Indifference kills lame trolls.
All
stolen from here.
When I was a child, to be told that I am unattractive was one of the worst things that could happen to me. I bought the whole ideal of beauty in media: to be thin, to be tall, to be pale complexioned.
Which is daft since:
a) Though I was slender (note the past tense), I'm not media-friendly thin.
b) I was short until I hit 15.
c) I'm a Malay - tan is my default colour.
Luckily for me, I somehow developed this idea that it's okay to not be pretty by the time I was around eleven or so. I gloried in not fitting the ideal, and I stopped scrutinising people for pleasing or unpleasant features or appearances.
Life is so much easier when you don't care what people think of your looks.

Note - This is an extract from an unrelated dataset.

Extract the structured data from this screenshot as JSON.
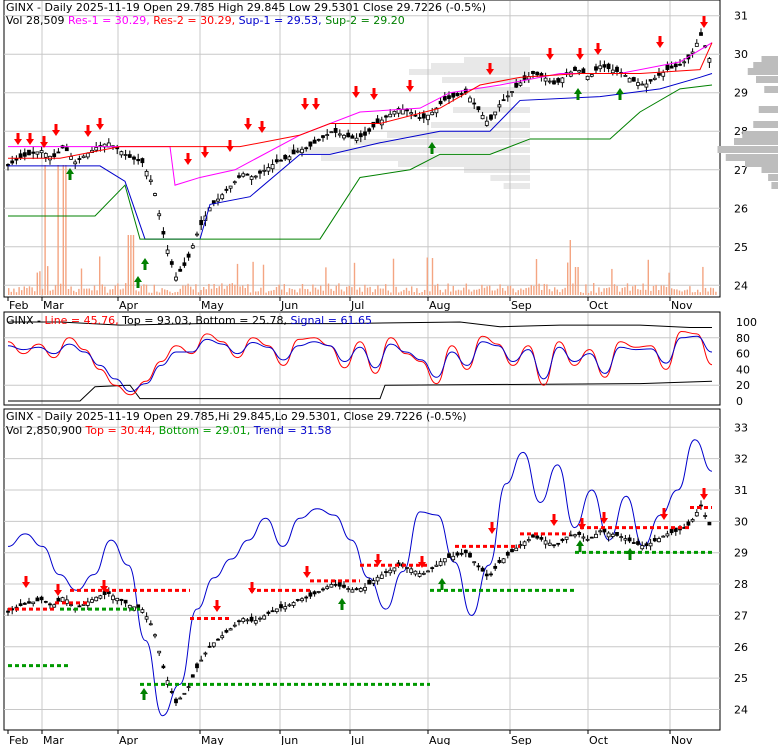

When I was sixteen, I attended a co-ed school and got me a pretty nasty culture shock. My idea of what teenage co-ed life was pretty much gleaned from television shows like Saved by the Bell. I had no idea that boys are so much more mealy-mouthed and gossip hungry than girls. Heck, they are even bitchier.
Case in point: one male school mate cornered me one day and told me that I should stop wearing skirts because my legs are ugly. He said that with an air of smug superiority, as though what he said came down from Mount Hira'.

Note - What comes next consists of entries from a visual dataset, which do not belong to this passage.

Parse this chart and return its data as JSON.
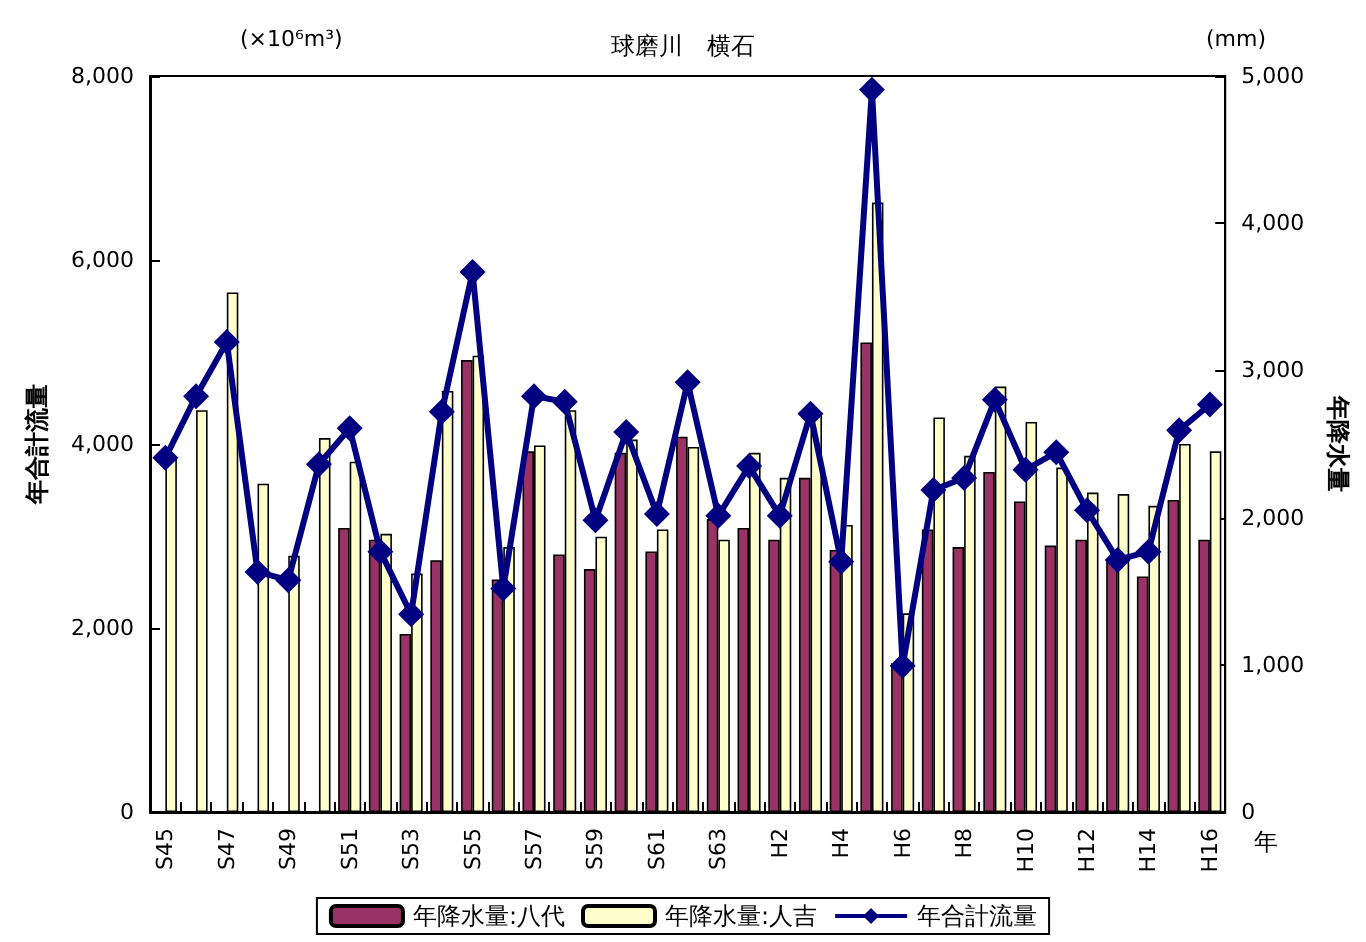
{
  "chart_data": {
    "type": "bar",
    "title": "球磨川　横石",
    "xlabel": "年",
    "ylabel": "年合計流量",
    "y2label": "年降水量",
    "annotations": [
      "(×10⁶m³)",
      "(mm)"
    ],
    "categories": [
      "S45",
      null,
      "S47",
      null,
      "S49",
      null,
      "S51",
      null,
      "S53",
      null,
      "S55",
      null,
      "S57",
      null,
      "S59",
      null,
      "S61",
      null,
      "S63",
      null,
      "H2",
      null,
      "H4",
      null,
      "H6",
      null,
      "H8",
      null,
      "H10",
      null,
      "H12",
      null,
      "H14",
      null,
      "H16"
    ],
    "series": [
      {
        "name": "年降水量:八代",
        "axis": "y2",
        "color": "#993366",
        "values": [
          null,
          null,
          null,
          null,
          null,
          null,
          1930,
          1850,
          1210,
          1710,
          3070,
          1580,
          2450,
          1750,
          1650,
          2440,
          1770,
          2550,
          1990,
          1930,
          1850,
          2270,
          1780,
          3190,
          1010,
          1920,
          1800,
          2310,
          2110,
          1810,
          1850,
          1710,
          1600,
          2120,
          1850
        ]
      },
      {
        "name": "年降水量:人吉",
        "axis": "y2",
        "color": "#ffffcc",
        "values": [
          2400,
          2730,
          3530,
          2230,
          1740,
          2540,
          2380,
          1890,
          1620,
          2860,
          3100,
          1800,
          2490,
          2730,
          1870,
          2530,
          1920,
          2480,
          1850,
          2440,
          2270,
          2710,
          1950,
          4140,
          1350,
          2680,
          2420,
          2890,
          2650,
          2340,
          2170,
          2160,
          2080,
          2500,
          2450
        ]
      },
      {
        "name": "年合計流量",
        "type": "line",
        "color": "#000080",
        "marker": "diamond",
        "values": [
          3850,
          4520,
          5110,
          2610,
          2520,
          3780,
          4170,
          2830,
          2150,
          4350,
          5870,
          2430,
          4520,
          4460,
          3170,
          4130,
          3240,
          4670,
          3220,
          3760,
          3220,
          4330,
          2720,
          7850,
          1590,
          3500,
          3630,
          4480,
          3720,
          3910,
          3280,
          2740,
          2830,
          4150,
          4430
        ]
      }
    ],
    "ylim": [
      0,
      8000
    ],
    "yticks": [
      0,
      {
        "value": 2000,
        "label": "2,000"
      },
      {
        "value": 4000,
        "label": "4,000"
      },
      {
        "value": 6000,
        "label": "6,000"
      },
      {
        "value": 8000,
        "label": "8,000"
      }
    ],
    "y2lim": [
      0,
      5000
    ],
    "y2ticks": [
      0,
      {
        "value": 1000,
        "label": "1,000"
      },
      {
        "value": 2000,
        "label": "2,000"
      },
      {
        "value": 3000,
        "label": "3,000"
      },
      {
        "value": 4000,
        "label": "4,000"
      },
      {
        "value": 5000,
        "label": "5,000"
      }
    ],
    "grid": false,
    "legend": "bottom"
  }
}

I sat on a table, and looked down at my legs. They were curvy from ballet and covered with scars from scabs that I peeled before they healed. Most certainly not centerfold worthy.

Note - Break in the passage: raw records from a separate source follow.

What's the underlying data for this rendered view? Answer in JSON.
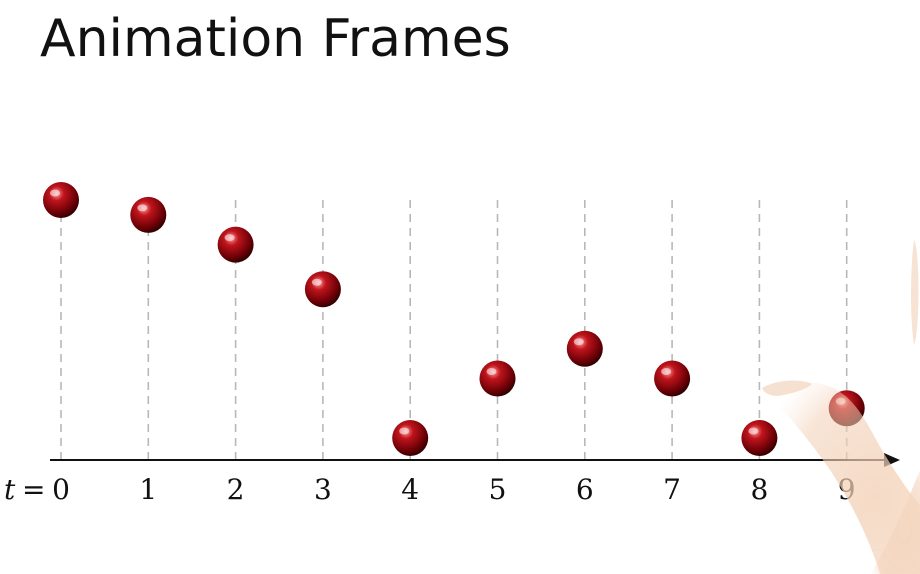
{
  "slide": {
    "title": "Animation Frames"
  },
  "axis": {
    "variable": "t",
    "equals": "="
  },
  "frames": [
    {
      "t": "0",
      "height": 4.0
    },
    {
      "t": "1",
      "height": 3.75
    },
    {
      "t": "2",
      "height": 3.25
    },
    {
      "t": "3",
      "height": 2.5
    },
    {
      "t": "4",
      "height": 0.0
    },
    {
      "t": "5",
      "height": 1.0
    },
    {
      "t": "6",
      "height": 1.5
    },
    {
      "t": "7",
      "height": 1.0
    },
    {
      "t": "8",
      "height": 0.0
    },
    {
      "t": "9",
      "height": 0.5
    }
  ],
  "colors": {
    "ball_highlight": "#ff9a9a",
    "ball_main": "#c0141c",
    "ball_shadow": "#3a0000",
    "guide_line": "#b8b8b8",
    "axis": "#111111",
    "hand": "#f1ccb0"
  },
  "decorations": {
    "hand_overlay": "presenter-hand"
  }
}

I looked back at him and smiled.
"And who are you to me that I should care about your opinion? Are you my father? My brother? My boyfriend? Not any of those, right? So why should I care that you think that my legs are ugly?"
That was the first time I saw a Malay boy blush.
And frankly, if you are not going to pay for a new dress for me, or treatment for my ugly-ass appearance, why do you need to tell me what I already know? Bodoh, is it?